Now let us update the documents in our database using the following queries so that they contain the searchText:

db.stores.updateOne({ name: "Java Hut" }, { $set: { searchText: 'ja av va jav ava java hu ut hut co of ff fe ee cof off ffe fee coff offe ffee coffe offee coffee an nd and ca ak ke es cak ake kes cake akes cakes' } });

db.stores.updateOne({ name: "Burger Buns" }, { $set: { searchText: 'bu ur rg ge er bur urg rge ger burg urge rger burge urger burger un ns bun uns buns go ou rm me et gou our urm rme met gour ourm urme rmet gourm ourme urmet gourme ourmet gourmet ha am mb rs ham amb mbu ers hamb ambu mbur gers hambu ambur mburg rgers hambur amburg mburge urgers hamburg amburge mburger burgers hamburge amburger mburgers hamburger amburgers hamburgers' } });

db.stores.updateOne({ name: "Coffee Shop" }, { $set: { searchText: 'co of ff fe ee cof off ffe fee coff offe ffee coffe offee coffee sh ho op sho hop shop ju us st jus ust just' } });

db.stores.updateOne({ name: "Clothes Clothes Clothes" }, { $set: { searchText: 'cl lo ot th he es clo lot oth the hes clot loth othe thes cloth lothe othes clothe lothes clothes di is sc co ou un nt dis isc sco cou oun unt disc isco scou coun ount disco iscou scoun count discou iscoun scount discoun iscount discount hi in ng thi hin ing othi thin hing lothi othin thing clothi lothin othing clothin lothing clothing' } });

db.stores.updateOne({ name: "Java Shopping" }, { $set: { searchText: 'ja av va jav ava java sh ho op pp pi in ng sho hop opp ppi pin ing shop hopp oppi ppin ping shopp hoppi oppin pping shoppi hoppin opping shoppin hopping shopping nd do on ne es si ia an ind ndo don one nes esi sia ian indo ndon done ones nesi esia sian indon ndone dones onesi nesia esian indone ndones donesi onesia nesian indones ndonesi donesia onesian indonesi ndonesia donesian indonesia ndonesian indonesian go oo od ds goo ood ods good oods goods' } });

Before we go and try to search through the documents, it is important to drop the previous index that was created and create a new one on the searchText field.

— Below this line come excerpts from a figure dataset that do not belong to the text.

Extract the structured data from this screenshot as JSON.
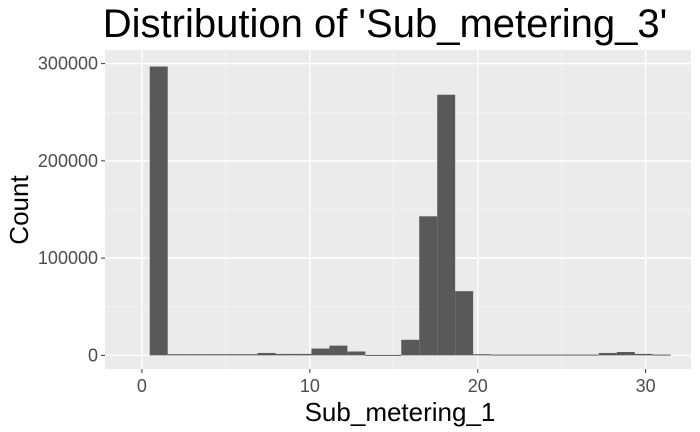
{
  "chart_data": {
    "type": "bar",
    "title": "Distribution of 'Sub_metering_3'",
    "xlabel": "Sub_metering_1",
    "ylabel": "Count",
    "xlim": [
      -2.2,
      32.7
    ],
    "ylim": [
      -14000,
      314000
    ],
    "x_ticks": [
      0,
      10,
      20,
      30
    ],
    "y_ticks": [
      0,
      100000,
      200000,
      300000
    ],
    "x_tick_labels": [
      "0",
      "10",
      "20",
      "30"
    ],
    "y_tick_labels": [
      "0",
      "100000",
      "200000",
      "300000"
    ],
    "grid": true,
    "bin_width": 1.07,
    "bins": [
      {
        "x": 1.0,
        "count": 297000
      },
      {
        "x": 2.07,
        "count": 1200
      },
      {
        "x": 3.14,
        "count": 1200
      },
      {
        "x": 4.21,
        "count": 1200
      },
      {
        "x": 5.28,
        "count": 1200
      },
      {
        "x": 6.35,
        "count": 1200
      },
      {
        "x": 7.42,
        "count": 2500
      },
      {
        "x": 8.49,
        "count": 1500
      },
      {
        "x": 9.56,
        "count": 1500
      },
      {
        "x": 10.63,
        "count": 7000
      },
      {
        "x": 11.7,
        "count": 10000
      },
      {
        "x": 12.77,
        "count": 4000
      },
      {
        "x": 13.84,
        "count": 500
      },
      {
        "x": 14.91,
        "count": 500
      },
      {
        "x": 15.98,
        "count": 16000
      },
      {
        "x": 17.05,
        "count": 143000
      },
      {
        "x": 18.12,
        "count": 268000
      },
      {
        "x": 19.19,
        "count": 66000
      },
      {
        "x": 20.26,
        "count": 1200
      },
      {
        "x": 21.33,
        "count": 800
      },
      {
        "x": 22.4,
        "count": 800
      },
      {
        "x": 23.47,
        "count": 800
      },
      {
        "x": 24.54,
        "count": 800
      },
      {
        "x": 25.61,
        "count": 800
      },
      {
        "x": 26.68,
        "count": 800
      },
      {
        "x": 27.75,
        "count": 2500
      },
      {
        "x": 28.82,
        "count": 3500
      },
      {
        "x": 29.89,
        "count": 1500
      },
      {
        "x": 30.96,
        "count": 800
      }
    ],
    "colors": {
      "panel": "#ebebeb",
      "grid_major": "#ffffff",
      "grid_minor": "#f5f5f5",
      "bar": "#595959",
      "tick": "#333333"
    }
  }
}
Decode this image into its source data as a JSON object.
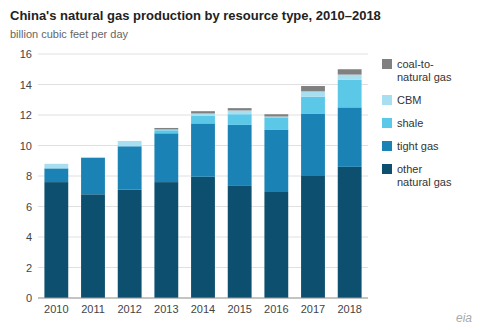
{
  "chart_data": {
    "type": "bar",
    "stacked": true,
    "title": "China's natural gas production by resource type, 2010–2018",
    "subtitle": "billion cubic feet per day",
    "annotations": [
      "eia"
    ],
    "categories": [
      "2010",
      "2011",
      "2012",
      "2013",
      "2014",
      "2015",
      "2016",
      "2017",
      "2018"
    ],
    "series": [
      {
        "name": "other\nnatural gas",
        "color": "#0d4f6e",
        "values": [
          7.6,
          6.8,
          7.1,
          7.6,
          7.95,
          7.35,
          6.95,
          8.0,
          8.6
        ]
      },
      {
        "name": "tight gas",
        "color": "#1a82b4",
        "values": [
          0.9,
          2.4,
          2.85,
          3.2,
          3.5,
          4.0,
          4.1,
          4.1,
          3.9
        ]
      },
      {
        "name": "shale",
        "color": "#5bc8e8",
        "values": [
          0.0,
          0.0,
          0.0,
          0.2,
          0.5,
          0.7,
          0.8,
          1.1,
          1.8
        ]
      },
      {
        "name": "CBM",
        "color": "#a8dff0",
        "values": [
          0.3,
          0.05,
          0.35,
          0.05,
          0.15,
          0.25,
          0.05,
          0.35,
          0.35
        ]
      },
      {
        "name": "coal-to-\nnatural gas",
        "color": "#808080",
        "values": [
          0.0,
          0.0,
          0.0,
          0.1,
          0.15,
          0.15,
          0.15,
          0.35,
          0.35
        ]
      }
    ],
    "ylim": [
      0,
      16
    ],
    "yticks": [
      0,
      2,
      4,
      6,
      8,
      10,
      12,
      14,
      16
    ],
    "grid": true,
    "legend": "right"
  }
}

Get all indexes information by executing db.stores.getIndexes(), look for the index which has weights for name and description which we created initially and copy its name, in my case it was name_text_description_text.
Drop the index and create a new index on the field searchText:

db.stores.dropIndex('name_text_description_text'); // Remember to change the name of the index as per your results

/* Output */
// { 
//     "nIndexesWas" : 2.0, 
//     "ok" : 1.0
// }

db.stores.createIndex({ searchText: "text" });

/* Output */
// { 
//     "createdCollectionAutomatically" : false, 
//     "numIndexesBefore" : 1.0, 
//     "numIndexesAfter" : 2.0, 
//     "ok" : 1.0
// }

Let us try the partial text search queries we attempted earlier, also add the sweet projection { searchText: 0 } for a tidier output:

db.stores.find({ $text: { $search: "ja" }}, { searchText: 0 });

/* Output */
// { 
//     "_id" : 1.0, 
//     "name" : "Java Hut", 
//     "description" : "Coffee and cakes"
// }
// { 
//     "_id" : 5.0, 
//     "name" : "Java Shopping", 
//     "description" : "Indonesian goods"
// }

db.stores.find({ $text: { $search: "coff" } }, { searchText: 0 });

/* Output */
// { 
//     "_id" : 3.0, 
//     "name" : "Coffee Shop", 
//     "description" : "Just coffee"
// }
// { 
//     "_id" : 1.0, 
//     "name" : "Java Hut", 
//     "description" : "Coffee and cakes"
// }

That’s it! We have a working partial text search implementation.

Epilogue

Following through, you must have realised that:

this will be heavy on the storage requirements
the n-gram generation and processing logic can be implemented as a middleware (pre-save and pre-update hooks) in your ORM / driver code
will introduce additional latencies in write operations if implemented as a middleware
will be better than setting up another search server though

Another gotcha is the order of the search results, which can be improved on playing with the n-gram generation logic in the code snippet that we constructed earlier.